Pietersen doesn’t cut. He can’t. He just gets on the front foot, no matter how short the ball is, and carves it through the covers, or opens the face and deliberately slices it over point. How can you do this in test cricket against 90mph deliveries?

It’s even more amazing when you consider that KP grew up in a country like South Africa, where the pitches are hard and the bowling is fierce. There must have been a surfeit of fast bowlers queuing up to knock his block off.

Although I’d hesitantly suggest that KP is a little vulnerable to the short stuff – Glenn McGrath ended his tour in 2006/07 when KP walked into a rib cracker – the statistics say otherwise. Peter Siddle’s attempts to bounce him out yesterday were laughable. It just brought a flurry of boundaries. Brett Lee tried the same thing at the Oval in 2005, but the ball kept disappearing into the crowd.

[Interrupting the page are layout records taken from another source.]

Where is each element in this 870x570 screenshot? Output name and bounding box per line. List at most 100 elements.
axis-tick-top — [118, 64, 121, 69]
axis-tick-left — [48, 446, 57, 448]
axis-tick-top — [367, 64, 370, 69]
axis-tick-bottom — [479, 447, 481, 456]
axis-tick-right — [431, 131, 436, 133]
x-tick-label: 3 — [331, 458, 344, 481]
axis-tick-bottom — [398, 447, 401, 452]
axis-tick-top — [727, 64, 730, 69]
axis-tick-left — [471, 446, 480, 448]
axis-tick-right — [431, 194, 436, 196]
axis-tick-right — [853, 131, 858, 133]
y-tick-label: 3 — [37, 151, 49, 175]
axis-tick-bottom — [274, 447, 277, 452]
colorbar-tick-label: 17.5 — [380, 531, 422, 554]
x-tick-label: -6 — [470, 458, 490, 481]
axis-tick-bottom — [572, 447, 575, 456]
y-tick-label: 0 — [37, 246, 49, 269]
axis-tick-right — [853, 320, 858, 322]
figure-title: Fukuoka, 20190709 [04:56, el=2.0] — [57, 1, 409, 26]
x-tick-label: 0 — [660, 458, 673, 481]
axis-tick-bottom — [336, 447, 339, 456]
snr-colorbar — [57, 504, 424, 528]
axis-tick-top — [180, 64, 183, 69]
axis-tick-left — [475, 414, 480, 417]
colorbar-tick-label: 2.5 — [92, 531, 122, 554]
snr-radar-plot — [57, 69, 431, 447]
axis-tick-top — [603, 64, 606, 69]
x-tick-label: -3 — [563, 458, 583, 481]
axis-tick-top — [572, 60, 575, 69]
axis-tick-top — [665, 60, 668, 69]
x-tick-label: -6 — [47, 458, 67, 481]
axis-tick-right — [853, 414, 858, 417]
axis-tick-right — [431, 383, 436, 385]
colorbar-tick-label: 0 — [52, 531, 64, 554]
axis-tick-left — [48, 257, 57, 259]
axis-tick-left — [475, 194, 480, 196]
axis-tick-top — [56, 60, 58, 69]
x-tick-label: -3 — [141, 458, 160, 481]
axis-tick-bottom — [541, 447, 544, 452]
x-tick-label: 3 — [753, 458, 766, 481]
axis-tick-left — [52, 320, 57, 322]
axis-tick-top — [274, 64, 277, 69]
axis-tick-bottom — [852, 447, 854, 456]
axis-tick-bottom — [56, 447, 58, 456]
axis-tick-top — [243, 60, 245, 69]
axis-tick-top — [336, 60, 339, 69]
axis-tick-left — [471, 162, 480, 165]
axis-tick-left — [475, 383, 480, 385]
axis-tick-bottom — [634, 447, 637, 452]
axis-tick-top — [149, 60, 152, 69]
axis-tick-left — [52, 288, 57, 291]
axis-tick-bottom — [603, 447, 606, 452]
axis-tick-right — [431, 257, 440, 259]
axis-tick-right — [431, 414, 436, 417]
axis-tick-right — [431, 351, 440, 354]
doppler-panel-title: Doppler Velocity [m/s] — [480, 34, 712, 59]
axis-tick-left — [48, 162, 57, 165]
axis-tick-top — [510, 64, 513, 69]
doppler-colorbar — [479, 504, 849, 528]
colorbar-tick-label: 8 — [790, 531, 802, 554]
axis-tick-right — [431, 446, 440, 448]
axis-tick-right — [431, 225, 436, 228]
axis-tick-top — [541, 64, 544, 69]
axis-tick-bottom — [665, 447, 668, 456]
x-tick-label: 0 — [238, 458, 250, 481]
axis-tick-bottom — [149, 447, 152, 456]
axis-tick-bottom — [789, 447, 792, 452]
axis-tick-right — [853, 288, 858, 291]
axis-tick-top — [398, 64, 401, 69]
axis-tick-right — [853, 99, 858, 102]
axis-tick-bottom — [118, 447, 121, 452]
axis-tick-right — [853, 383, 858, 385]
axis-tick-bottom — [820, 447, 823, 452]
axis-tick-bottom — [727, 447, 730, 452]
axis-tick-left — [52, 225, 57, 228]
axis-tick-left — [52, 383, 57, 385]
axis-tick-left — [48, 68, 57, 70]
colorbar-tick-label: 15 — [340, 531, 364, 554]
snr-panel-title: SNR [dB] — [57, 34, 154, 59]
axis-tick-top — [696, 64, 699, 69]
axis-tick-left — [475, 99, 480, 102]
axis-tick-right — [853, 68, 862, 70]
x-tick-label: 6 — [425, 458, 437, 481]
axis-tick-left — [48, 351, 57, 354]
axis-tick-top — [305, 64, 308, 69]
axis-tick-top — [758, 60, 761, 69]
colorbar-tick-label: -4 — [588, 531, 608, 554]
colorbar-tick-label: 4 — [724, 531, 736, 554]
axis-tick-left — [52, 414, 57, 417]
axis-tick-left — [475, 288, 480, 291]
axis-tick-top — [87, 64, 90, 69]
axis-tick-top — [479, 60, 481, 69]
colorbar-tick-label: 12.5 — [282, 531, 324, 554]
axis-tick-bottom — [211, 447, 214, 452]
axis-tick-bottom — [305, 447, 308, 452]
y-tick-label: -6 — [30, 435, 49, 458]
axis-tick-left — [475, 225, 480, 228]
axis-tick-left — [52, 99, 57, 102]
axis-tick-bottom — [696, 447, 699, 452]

However, if I was Ricky Ponting, and thank God I’m not, I wouldn’t give up on the short ball just yet. Ryan Harris almost decapitated KP yesterday morning and I still think a surprise short ball could undo him later in the series. The secret of course, is not to telegraph the ploy by putting three men on the leg-side boundary and then bowling EVERY ball short.

Bouncers are quick enough when you’re twenty two yards away – just ask Michael Clarke – but KP rushes down the pitch and plays bumpers off nineteen yards most of the time. He must have balls of steel.

Shane Warne said on commentary yesterday that KP was the most naturally talented batsman he’d seen in twenty years of playing first class cricket. We concur. There’s no way that anybody other than a genius can bat with a technique so simple – or so one-dimensional.

Kevin Pietersen is effectively half a batsman. Imagine how good he would be if he could actually play off the back foot? My suspicion, however, is that we should enjoy him while we can. He surely can’t have much time left at the top.

Pietersen is only thirty years old, but when his eye starts to deteriorate in three to five years time, it’s surely impossible for him to keep playing the same way. Once his eye starts to go, he won’t be able to fall back on a solid method.

But what do we know? Everything about KP’s batting defies logic. In our opinion, he’s the greatest cricketing entertainer in the world today. And after yesterday’s exploits, who would disagree? Pietersen might only be half a batsman, but he ain’t half good.